Эли, Эли, у нас-то можно, только никому не нужно. У нас бы фильм такой никогда не продался — не тот рынок, очень пресно, очень просто это для нас, ты же ее, понимаешь, не ножом режешь, а она плачет… Страшно подумать, но фильм про любовь сейчас, Эли, снимать негде. Нет места, понимаешь?
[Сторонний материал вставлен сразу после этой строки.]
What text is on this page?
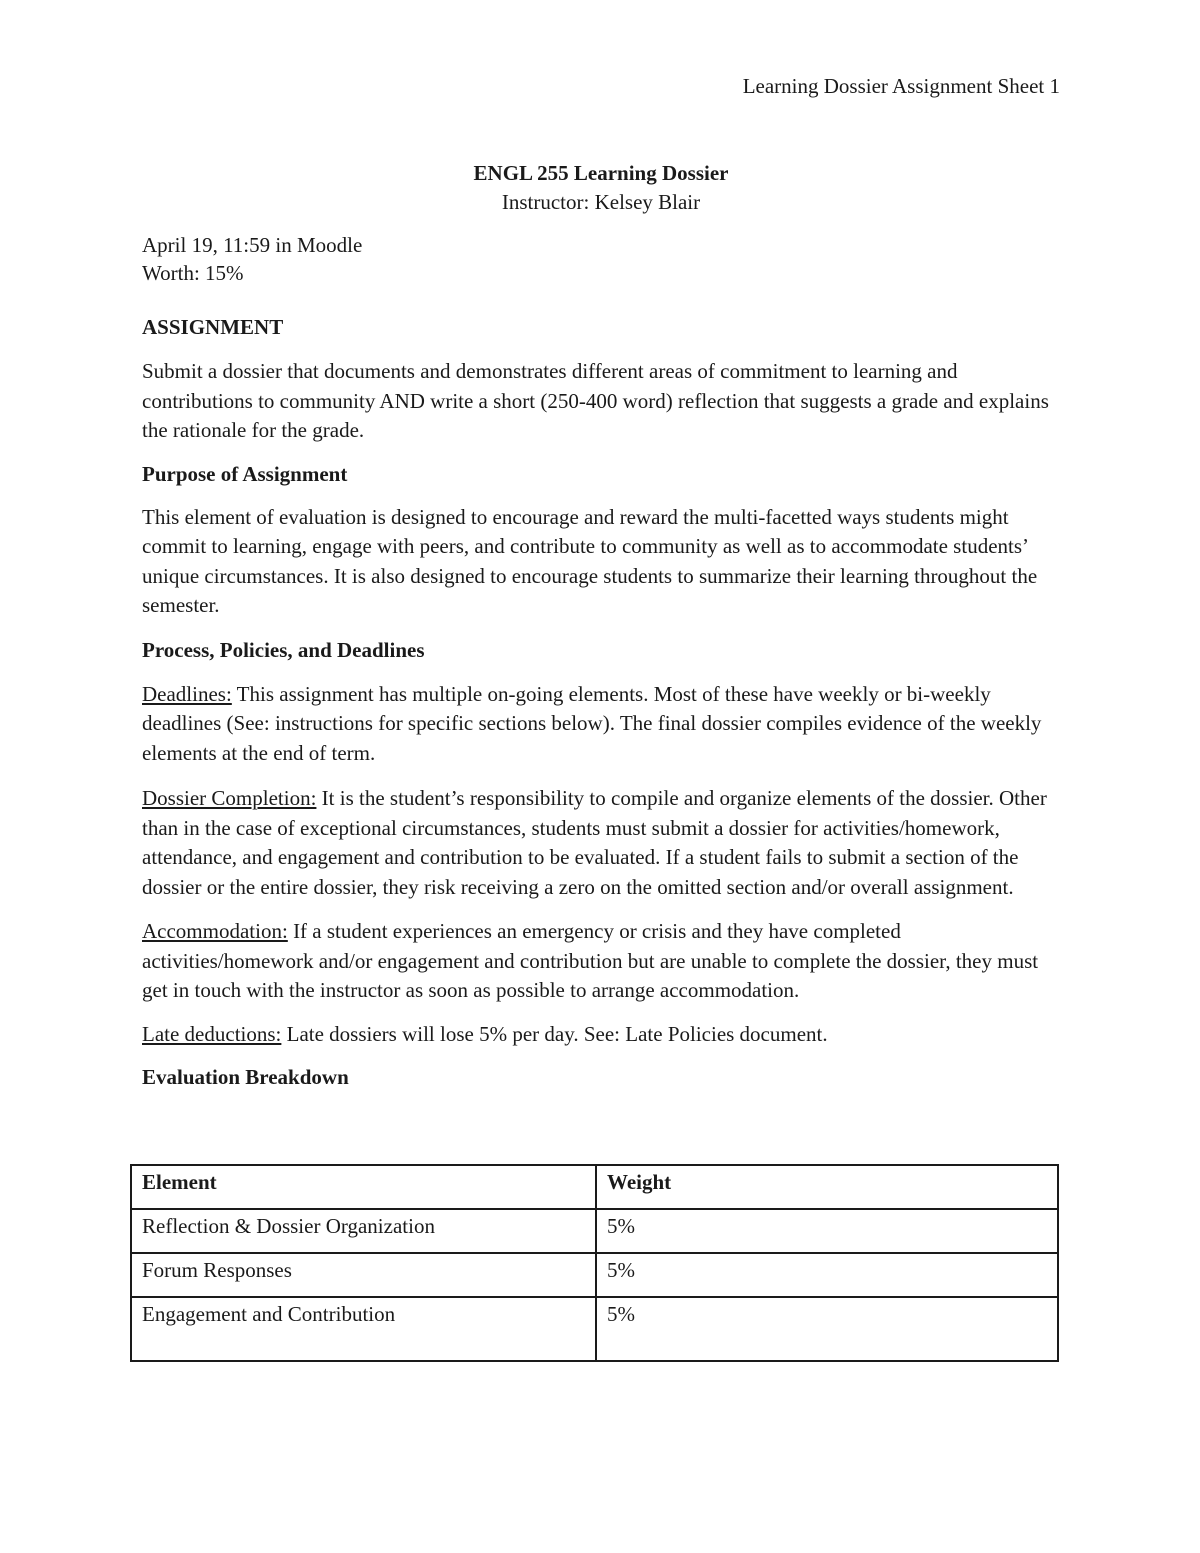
Learning Dossier Assignment Sheet 1
ENGL 255 Learning Dossier
Instructor: Kelsey Blair
April 19, 11:59 in Moodle
Worth: 15%
ASSIGNMENT

Submit a dossier that documents and demonstrates different areas of commitment to learning and contributions to community AND write a short (250-400 word) reflection that suggests a grade and explains the rationale for the grade.

Purpose of Assignment

This element of evaluation is designed to encourage and reward the multi-facetted ways students might commit to learning, engage with peers, and contribute to community as well as to accommodate students’ unique circumstances. It is also designed to encourage students to summarize their learning throughout the semester.

Process, Policies, and Deadlines

Deadlines: This assignment has multiple on-going elements. Most of these have weekly or bi-weekly deadlines (See: instructions for specific sections below). The final dossier compiles evidence of the weekly elements at the end of term.

Dossier Completion: It is the student’s responsibility to compile and organize elements of the dossier. Other than in the case of exceptional circumstances, students must submit a dossier for activities/homework, attendance, and engagement and contribution to be evaluated. If a student fails to submit a section of the dossier or the entire dossier, they risk receiving a zero on the omitted section and/or overall assignment.

Accommodation: If a student experiences an emergency or crisis and they have completed activities/homework and/or engagement and contribution but are unable to complete the dossier, they must get in touch with the instructor as soon as possible to arrange accommodation.

Late deductions: Late dossiers will lose 5% per day. See: Late Policies document.

Evaluation Breakdown
Element	Weight
Reflection & Dossier Organization	5%
Forum Responses	5%
Engagement and Contribution	5%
У вас нет выразительных средств, у нас нет интереса; я запретил себе об этом думать еще в институте; я бы и дальше об этом не думал, но ты растеребил, и теперь никуда не деться… Слушай, Эли… А ты не хочешь, знаешь, подумать о том, чтобы уйти из своего говна и работать вместе, я ведь думаю, если честно, что ты вполне гениален, я никогда тебе этого не говорил, по целому ряду причин, но я думаю, что изначально, знаешь, ты получше меня будешь, потому что я-то беру концептом, наглостью, прямым высказыванием, почти китчем, а ты — я же помню, — у тебя же гениальное чувство кадра, у тебя же изумительный вкус, метафорика, чувство ритма; послушай, Эли, бог с ними, с деньгами, уходи оттуда, будем работать вместе, плевать на рынок, как ты говорил — вот я тебе это продемонстрирую, вот послушай: будем про любовь и про все остальное, честно, голодать будем — но будем про нас самих, про что захотим, ей-богу; я готов отдать тебе площадку, потому что для фильмов так будет лучше; я останусь сценаристом, организатором, помощником режиссера, но вместе мы сможем… мы сможем… Что ты думаешь, Эли?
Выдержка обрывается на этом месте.